Como acabar com o preconceito?
Fernanda recorre a uma frase dita pelo professor Alípio que estava nos áudios divulgados:
“Encontre uma rede de solidariedade para cuidar da criança. Não consegue essa rede de solidariedade? Repense sua vida. Não tem que estar fazendo Ciências Sociais, não tem que estar estudando na universidade. Você só faz isso se tiver condições. Agora não vai impor à instituição coisas que não são assimiladas pela instituição (…) ‘ah, eu sou pobre, não tenho’. Problema seu, a universidade não tem problema com isso, se vire”.

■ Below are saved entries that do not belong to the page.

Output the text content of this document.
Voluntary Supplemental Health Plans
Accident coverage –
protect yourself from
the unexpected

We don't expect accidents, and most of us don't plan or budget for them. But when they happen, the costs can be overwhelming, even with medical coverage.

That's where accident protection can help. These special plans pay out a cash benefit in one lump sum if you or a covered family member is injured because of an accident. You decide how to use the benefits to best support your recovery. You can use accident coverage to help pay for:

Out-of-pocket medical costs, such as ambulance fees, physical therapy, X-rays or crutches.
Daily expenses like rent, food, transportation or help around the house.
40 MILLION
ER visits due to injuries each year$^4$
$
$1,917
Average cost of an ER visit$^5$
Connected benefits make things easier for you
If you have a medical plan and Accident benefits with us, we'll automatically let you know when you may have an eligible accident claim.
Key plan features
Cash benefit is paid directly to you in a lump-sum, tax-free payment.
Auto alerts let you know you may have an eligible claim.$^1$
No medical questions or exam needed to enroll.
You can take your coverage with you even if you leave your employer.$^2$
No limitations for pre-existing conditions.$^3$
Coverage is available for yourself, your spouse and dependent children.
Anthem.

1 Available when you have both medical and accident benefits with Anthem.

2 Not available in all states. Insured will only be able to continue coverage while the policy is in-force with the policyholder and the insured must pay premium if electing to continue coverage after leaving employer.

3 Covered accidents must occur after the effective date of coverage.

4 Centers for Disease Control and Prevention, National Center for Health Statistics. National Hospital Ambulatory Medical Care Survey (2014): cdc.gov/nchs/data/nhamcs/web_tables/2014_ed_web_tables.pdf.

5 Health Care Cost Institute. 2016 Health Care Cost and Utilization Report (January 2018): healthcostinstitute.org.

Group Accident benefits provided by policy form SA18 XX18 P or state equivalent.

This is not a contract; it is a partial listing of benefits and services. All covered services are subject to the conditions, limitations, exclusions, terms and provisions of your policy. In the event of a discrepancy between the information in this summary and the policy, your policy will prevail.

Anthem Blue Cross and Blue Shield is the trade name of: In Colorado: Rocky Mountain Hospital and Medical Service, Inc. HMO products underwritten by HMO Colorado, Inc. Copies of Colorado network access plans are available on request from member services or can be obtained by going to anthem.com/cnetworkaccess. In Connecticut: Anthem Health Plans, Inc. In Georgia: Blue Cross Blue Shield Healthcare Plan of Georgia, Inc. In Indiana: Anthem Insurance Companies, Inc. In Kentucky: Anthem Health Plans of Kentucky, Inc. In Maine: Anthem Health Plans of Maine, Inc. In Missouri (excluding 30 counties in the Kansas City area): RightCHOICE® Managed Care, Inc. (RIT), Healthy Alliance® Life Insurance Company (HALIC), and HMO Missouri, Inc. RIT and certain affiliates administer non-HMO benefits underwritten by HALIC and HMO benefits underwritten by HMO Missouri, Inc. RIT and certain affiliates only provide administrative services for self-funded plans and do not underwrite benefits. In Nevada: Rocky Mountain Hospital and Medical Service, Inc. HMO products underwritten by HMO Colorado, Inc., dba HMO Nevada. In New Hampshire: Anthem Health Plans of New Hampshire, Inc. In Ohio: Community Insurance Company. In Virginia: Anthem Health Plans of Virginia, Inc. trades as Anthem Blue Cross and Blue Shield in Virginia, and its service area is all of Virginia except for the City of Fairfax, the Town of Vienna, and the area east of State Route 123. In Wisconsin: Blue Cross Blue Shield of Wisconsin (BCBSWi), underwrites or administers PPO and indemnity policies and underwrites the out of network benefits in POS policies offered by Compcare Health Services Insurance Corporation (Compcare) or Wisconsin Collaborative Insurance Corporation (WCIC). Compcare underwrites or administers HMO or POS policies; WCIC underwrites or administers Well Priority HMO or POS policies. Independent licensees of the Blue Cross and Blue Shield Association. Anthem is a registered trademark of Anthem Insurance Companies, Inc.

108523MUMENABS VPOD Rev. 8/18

Segundo a criadora da página, essa fala tem muitos problemas. “Vou começar com a questão de que se não ter com quem deixar os filhos é um impedimento legal para as mães estudarem. Não. Não é. A nossa constituição garante o acesso aos níveis mais elevados do ensino segundo a capacidade de cada um. Waleska passou no processo seletivo para o ingresso na universidade. Logo, ela mostrou-se perfeitamente capaz. A constituição também diz que a oferta de ensino noturno regular deve ser adequado às condições do educando. A condição de Waleska é a de mãe. Para que o ensino a ela seja adequado ela precisa que haja creche na universidade. O que, aliás, é uma luta de longa data das feministas e de qualquer pessoa que deseje que alcancemos a igualdade de gênero na nossa sociedade. Então sim. É problema da universidade. É problema também do governo, e é problema da sociedade como um todo. Qualquer país deve garantir os direitos da mãe e da criança, principalmente, um país em que a maternidade é compulsória como o Brasil, onde o congresso tenta acabar com o direito ao aborto até nos casos de risco para a saúde da mãe e em casos de estupro. Se o Estado faz com que a maternidade seja compulsória, ele precisa fornecer meios para as mulheres que se tornam mães darem continuidade a suas vidas. Uma mãe não deveria precisar de uma rede de solidariedade para cuidar de uma criança. Isso é tratar como privada uma questão que é pública. Essa é a função do Estado. Não é a minha opinião. É o que diz a lei. Não podemos naturalizar a situação precária em que vivemos pelo fato do Estado não cumprir com suas obrigações básicas como garantir o acesso à saúde, a educação, ao transporte, a moradia etc”.